Centro Rio+ avalia riscos e oportunidades para políticas de agricultura familiar na África

Em encontro na Etiópia, gestores públicos e agências de cooperação devem identificar corretamente as demandas dos agricultores familiares para que a produção ganhe escala.

Visita de gestores públicos do PAA África ao Brasil em 2012. Foto: PMA

Visita de gestores públicos do PAA África ao Brasil em 2012. Foto: PMA

“As políticas para a agricultura familiar precisam chegar ao continente africano com competência superior ao que foi praticado em experiências anteriores”, disse nesta segunda-feira (2) o diretor do Centro Rio+, Rômulo Paes, em Adis Abeba, na Etiópia.

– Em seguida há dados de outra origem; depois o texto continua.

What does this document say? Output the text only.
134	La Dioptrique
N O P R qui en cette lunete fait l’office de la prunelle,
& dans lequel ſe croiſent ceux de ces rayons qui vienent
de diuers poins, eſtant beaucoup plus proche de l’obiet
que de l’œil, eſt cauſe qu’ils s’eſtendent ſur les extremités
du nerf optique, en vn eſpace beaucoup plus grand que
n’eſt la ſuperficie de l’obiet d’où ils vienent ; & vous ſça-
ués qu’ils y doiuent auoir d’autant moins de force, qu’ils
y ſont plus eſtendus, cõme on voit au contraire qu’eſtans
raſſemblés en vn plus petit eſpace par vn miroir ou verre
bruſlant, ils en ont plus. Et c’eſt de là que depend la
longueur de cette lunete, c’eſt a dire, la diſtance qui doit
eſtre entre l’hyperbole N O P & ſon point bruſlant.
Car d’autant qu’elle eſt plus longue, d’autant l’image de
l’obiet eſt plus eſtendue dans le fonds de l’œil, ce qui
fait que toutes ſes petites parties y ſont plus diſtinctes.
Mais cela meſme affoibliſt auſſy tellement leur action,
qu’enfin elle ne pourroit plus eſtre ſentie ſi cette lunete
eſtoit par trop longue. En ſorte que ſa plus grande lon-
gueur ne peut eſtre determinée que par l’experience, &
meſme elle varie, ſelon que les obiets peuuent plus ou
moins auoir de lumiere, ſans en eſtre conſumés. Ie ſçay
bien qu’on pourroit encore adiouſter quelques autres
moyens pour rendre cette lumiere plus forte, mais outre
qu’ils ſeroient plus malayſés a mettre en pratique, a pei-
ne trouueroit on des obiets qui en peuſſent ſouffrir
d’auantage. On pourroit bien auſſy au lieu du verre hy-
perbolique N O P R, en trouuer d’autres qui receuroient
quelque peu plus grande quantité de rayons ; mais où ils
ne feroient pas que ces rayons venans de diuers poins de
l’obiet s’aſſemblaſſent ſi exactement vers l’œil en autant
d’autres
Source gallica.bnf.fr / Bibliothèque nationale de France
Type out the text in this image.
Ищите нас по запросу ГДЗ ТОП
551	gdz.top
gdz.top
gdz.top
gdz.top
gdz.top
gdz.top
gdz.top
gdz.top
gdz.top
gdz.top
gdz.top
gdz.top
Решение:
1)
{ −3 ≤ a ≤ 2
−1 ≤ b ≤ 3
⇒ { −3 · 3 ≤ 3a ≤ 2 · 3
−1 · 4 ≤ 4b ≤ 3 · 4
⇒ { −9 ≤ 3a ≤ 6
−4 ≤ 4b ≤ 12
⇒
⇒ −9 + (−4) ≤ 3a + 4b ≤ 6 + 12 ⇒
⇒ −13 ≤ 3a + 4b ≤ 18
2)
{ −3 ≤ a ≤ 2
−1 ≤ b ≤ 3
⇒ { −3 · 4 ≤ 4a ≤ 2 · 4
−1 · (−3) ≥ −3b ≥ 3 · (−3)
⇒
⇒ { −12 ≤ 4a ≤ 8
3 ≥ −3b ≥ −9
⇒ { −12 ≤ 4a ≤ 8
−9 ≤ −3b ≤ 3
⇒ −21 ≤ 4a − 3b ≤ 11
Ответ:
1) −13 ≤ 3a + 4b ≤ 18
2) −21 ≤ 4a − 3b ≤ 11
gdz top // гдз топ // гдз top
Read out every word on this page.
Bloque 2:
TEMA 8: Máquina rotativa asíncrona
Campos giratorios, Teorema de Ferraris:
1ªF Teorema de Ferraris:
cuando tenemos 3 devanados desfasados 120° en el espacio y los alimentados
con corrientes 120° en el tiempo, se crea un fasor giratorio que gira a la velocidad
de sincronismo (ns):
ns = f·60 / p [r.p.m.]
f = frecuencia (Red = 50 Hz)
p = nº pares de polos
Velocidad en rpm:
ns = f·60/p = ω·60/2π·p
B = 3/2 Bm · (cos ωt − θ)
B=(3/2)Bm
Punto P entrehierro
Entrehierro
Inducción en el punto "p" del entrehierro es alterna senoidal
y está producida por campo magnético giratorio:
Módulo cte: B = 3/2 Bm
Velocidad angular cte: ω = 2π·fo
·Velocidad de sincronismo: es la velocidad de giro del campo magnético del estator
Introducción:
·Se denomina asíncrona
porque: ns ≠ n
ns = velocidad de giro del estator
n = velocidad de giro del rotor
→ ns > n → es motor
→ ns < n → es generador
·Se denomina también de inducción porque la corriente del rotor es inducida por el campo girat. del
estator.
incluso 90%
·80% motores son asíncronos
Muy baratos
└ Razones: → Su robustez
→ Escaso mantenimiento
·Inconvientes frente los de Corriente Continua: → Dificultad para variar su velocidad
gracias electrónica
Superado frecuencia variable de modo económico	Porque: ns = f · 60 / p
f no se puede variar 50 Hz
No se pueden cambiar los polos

Em visita ao país africano a convite do governo brasileiro, Rômulo participa da terceira edição do Seminário Internacional do projeto de cooperação PAA Africa (Purchase from Africans for Africa), que teve início hoje e vai até o dia seis de junho.

“A urgência alimentar, econômica e social no continente, onde atualmente estão concentrados os maiores estoque de terras agricultáveis do mundo, requer a atenção dos gestores públicos para o trabalho que está pela frente”, afirmou Rômulo Paes, destacando que o contexto africano oferece riscos e potencialidades.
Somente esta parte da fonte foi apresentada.